Notice that in each case the customer filled out the actual order herself and sent it in to the Lands' End computer electronically — which is, of course, the great promise of E-commerce. But that didn't make some human element irrelevant. The customers still needed Darcia for advice on colors, and styles, or for reassurance that their daughter was a medium and not a large. In each case, the sale was closed because that human interaction allayed the last-minute anxieties and doubts that so many of us have at the point of purchase. It's a mistake, in other words, to think that E-commerce will entirely automate the retail process. It just turns reps from order-takers into sales advisers.

"One of the big fallacies when the Internet came along was that you could get these huge savings by eliminating customer-service costs," Bill Bass, the head of E-commerce for Lands' End, says. "People thought the Internet was self-service, like a gas station. But there are some things that you cannot program a computer to provide. People will still have questions, and what you get are much higher-level questions. Like, 'Can you help me come up with a gift?' And they take longer."

Meanwhile, it turns out, Internet customers at Lands' End aren't much different from 800-number customers. Both groups average around a hundred dollars an order, and they have the same rate of returns. Call volume on the 800 numbers is highest on Mondays and Tuesdays, from ten in the morning until one in the afternoon. So is E-commerce volume. In the long term, of course, the hope is that the Web site will reduce dependence on the catalogue, and that would be a huge efficiency. Given that last year the company mailed two hundred and fifty million catalogues, costing about a dollar each, the potential savings could be enormous. And yet customers' orders on the Internet spike just after a new catalogue arrives at people's homes in exactly the same way that the 800-number business spikes just after the catalogue arrives. E-commerce users, it seems, need the same kind of visual, tangible prompting to use Lands' End as traditional customers. If Lands' End did all its business over the Internet, it would still have to send out something in the mail — a postcard or a bunch of fabric swatches or a slimmed-down catalogue. "We thought going into E-commerce it would be a different business," Tracy Schmit, an Internet analyst at the company, says. "But it's the same business, the same patterns, the same contacts. It's an extension of what we already do."
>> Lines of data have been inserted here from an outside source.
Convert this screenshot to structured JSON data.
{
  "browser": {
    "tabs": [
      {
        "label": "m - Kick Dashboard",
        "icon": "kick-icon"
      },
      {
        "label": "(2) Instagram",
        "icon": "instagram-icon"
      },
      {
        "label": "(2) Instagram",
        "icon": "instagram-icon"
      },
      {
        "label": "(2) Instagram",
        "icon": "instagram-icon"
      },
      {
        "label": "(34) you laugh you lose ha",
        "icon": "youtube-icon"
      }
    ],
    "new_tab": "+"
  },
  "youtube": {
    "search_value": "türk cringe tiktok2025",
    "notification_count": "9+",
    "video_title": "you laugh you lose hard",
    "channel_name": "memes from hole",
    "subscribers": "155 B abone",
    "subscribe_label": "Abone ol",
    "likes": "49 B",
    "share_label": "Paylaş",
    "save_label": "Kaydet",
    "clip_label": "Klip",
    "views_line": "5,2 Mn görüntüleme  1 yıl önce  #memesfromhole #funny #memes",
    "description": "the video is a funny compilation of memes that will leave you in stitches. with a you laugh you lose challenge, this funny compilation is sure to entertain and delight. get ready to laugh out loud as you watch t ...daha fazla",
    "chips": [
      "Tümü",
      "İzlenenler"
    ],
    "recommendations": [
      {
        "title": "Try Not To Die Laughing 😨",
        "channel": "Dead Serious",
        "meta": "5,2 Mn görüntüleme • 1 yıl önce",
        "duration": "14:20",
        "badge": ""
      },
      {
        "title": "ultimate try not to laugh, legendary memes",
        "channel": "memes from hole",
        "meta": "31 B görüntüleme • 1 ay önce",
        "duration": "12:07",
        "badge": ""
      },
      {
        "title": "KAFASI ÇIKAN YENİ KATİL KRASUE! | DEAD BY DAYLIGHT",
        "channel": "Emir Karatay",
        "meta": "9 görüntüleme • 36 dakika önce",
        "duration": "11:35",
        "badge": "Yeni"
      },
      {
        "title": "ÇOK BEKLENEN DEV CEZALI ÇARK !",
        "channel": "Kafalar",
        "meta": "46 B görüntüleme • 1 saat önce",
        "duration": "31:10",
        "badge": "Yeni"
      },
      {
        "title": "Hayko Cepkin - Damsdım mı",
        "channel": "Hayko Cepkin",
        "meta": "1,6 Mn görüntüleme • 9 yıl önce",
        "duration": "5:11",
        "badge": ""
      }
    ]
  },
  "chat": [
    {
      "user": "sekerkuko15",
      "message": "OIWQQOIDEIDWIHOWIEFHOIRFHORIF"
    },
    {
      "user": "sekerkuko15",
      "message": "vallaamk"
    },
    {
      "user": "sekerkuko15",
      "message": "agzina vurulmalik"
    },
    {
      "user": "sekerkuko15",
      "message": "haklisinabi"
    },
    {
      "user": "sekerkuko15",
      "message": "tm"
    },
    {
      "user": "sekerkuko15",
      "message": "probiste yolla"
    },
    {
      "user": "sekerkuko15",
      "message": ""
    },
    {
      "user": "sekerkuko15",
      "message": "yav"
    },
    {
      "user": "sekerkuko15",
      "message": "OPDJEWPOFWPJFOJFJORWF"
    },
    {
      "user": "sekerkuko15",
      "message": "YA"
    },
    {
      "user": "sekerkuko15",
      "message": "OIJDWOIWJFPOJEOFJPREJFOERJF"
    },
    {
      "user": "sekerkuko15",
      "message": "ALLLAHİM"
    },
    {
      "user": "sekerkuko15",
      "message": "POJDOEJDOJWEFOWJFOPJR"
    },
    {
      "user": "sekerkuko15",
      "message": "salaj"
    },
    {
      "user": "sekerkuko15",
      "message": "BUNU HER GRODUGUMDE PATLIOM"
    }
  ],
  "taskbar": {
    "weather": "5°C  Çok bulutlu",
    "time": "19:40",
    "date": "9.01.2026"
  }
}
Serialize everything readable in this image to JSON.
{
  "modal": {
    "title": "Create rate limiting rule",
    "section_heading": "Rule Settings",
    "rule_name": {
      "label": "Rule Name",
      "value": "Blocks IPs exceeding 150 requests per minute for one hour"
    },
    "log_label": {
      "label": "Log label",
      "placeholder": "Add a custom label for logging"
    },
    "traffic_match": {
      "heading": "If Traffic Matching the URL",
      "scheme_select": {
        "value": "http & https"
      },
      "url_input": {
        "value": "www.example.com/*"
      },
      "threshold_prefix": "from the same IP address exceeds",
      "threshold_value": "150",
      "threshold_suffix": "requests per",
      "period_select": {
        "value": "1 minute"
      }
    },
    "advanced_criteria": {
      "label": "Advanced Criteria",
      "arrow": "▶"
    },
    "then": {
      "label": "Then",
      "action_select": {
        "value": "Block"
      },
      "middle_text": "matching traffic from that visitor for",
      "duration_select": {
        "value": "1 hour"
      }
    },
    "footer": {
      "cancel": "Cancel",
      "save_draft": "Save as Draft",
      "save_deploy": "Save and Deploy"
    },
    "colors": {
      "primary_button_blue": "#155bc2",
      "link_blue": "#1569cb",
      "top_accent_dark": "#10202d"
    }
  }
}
Now consider what happens on what retailers call the "back end" — the customer-fulfillment side — of Lands' End's operations. Say you go to the company's Web site one afternoon and order a blue 32-16 oxford-cloth button-down shirt and a pair of size-9 Top-Siders. At midnight, the computer at Lands' End combines your order with all the other orders for the day: it lumps your shirt order with the hundred other orders, say that came in for 32-16 blue oxford-cloth button-downs, and lumps your shoe order with the fifty other size-9 Top-Sider orders of the day. It then prints bar codes for every item, so each of those hundred shirts is assigned a sticker listing the location of blue oxford 32-16 shirts in the warehouse, the order that it belongs to, shipping information, and instructions for things like monogramming.
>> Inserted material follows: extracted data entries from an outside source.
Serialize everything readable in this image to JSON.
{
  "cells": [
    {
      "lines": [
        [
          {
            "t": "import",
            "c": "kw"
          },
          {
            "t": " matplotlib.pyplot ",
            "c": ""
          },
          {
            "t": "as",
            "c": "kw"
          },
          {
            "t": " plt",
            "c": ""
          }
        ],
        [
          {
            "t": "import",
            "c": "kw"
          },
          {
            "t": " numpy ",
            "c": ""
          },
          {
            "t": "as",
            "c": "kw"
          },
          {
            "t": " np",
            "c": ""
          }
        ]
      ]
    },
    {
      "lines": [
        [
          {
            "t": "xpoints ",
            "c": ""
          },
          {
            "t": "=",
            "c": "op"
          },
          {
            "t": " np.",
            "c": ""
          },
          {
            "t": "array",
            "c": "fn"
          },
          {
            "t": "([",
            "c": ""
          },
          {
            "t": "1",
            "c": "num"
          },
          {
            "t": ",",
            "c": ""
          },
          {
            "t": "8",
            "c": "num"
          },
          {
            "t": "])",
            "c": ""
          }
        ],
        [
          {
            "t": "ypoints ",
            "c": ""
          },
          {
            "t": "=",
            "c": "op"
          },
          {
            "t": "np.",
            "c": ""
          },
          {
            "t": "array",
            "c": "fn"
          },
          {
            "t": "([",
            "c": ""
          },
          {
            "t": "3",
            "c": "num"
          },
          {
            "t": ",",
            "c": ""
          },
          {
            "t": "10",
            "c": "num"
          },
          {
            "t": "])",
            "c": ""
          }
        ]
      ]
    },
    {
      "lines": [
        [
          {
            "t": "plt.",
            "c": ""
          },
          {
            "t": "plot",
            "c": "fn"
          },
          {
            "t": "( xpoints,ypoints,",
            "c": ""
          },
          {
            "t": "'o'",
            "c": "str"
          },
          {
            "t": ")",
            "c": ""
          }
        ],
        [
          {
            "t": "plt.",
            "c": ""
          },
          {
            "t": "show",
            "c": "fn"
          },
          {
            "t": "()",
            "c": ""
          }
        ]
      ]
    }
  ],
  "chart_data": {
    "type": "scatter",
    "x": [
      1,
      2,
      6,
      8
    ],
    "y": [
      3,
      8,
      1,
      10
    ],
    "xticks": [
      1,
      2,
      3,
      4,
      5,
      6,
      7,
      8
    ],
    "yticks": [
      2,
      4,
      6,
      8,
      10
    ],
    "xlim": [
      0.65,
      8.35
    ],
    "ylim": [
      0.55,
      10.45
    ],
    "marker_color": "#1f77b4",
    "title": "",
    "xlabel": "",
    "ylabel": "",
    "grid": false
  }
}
The next morning, someone known as a "picker" finds the hundred oxford-cloth shirts in that size, yours among them, and puts a sticker on each one, as does another picker in the shoe area with the fifty size-9 Top-Siders. Each piece of merchandise is placed on a yellow plastic tray along an extensive conveyor belt, and as the belt passes underneath a bar-code scanner the computer reads the label and assembles your order. The tray with your shirt on it circles the room until it is directly above a bin that has been temporarily assigned to you, and then tilts, sending the package sliding downward. Later, when your shoes come gliding along on the belt, the computer reads the bar code on the box and sends the shoe box tumbling into the same bin. Then the merchandise is packed and placed on another conveyor belt, and a bar-code scanner sorts the packages once again, sending the New York-bound packages to the New York-bound U.P.S. truck, the Detroit packages to the Detroit truck, and so on.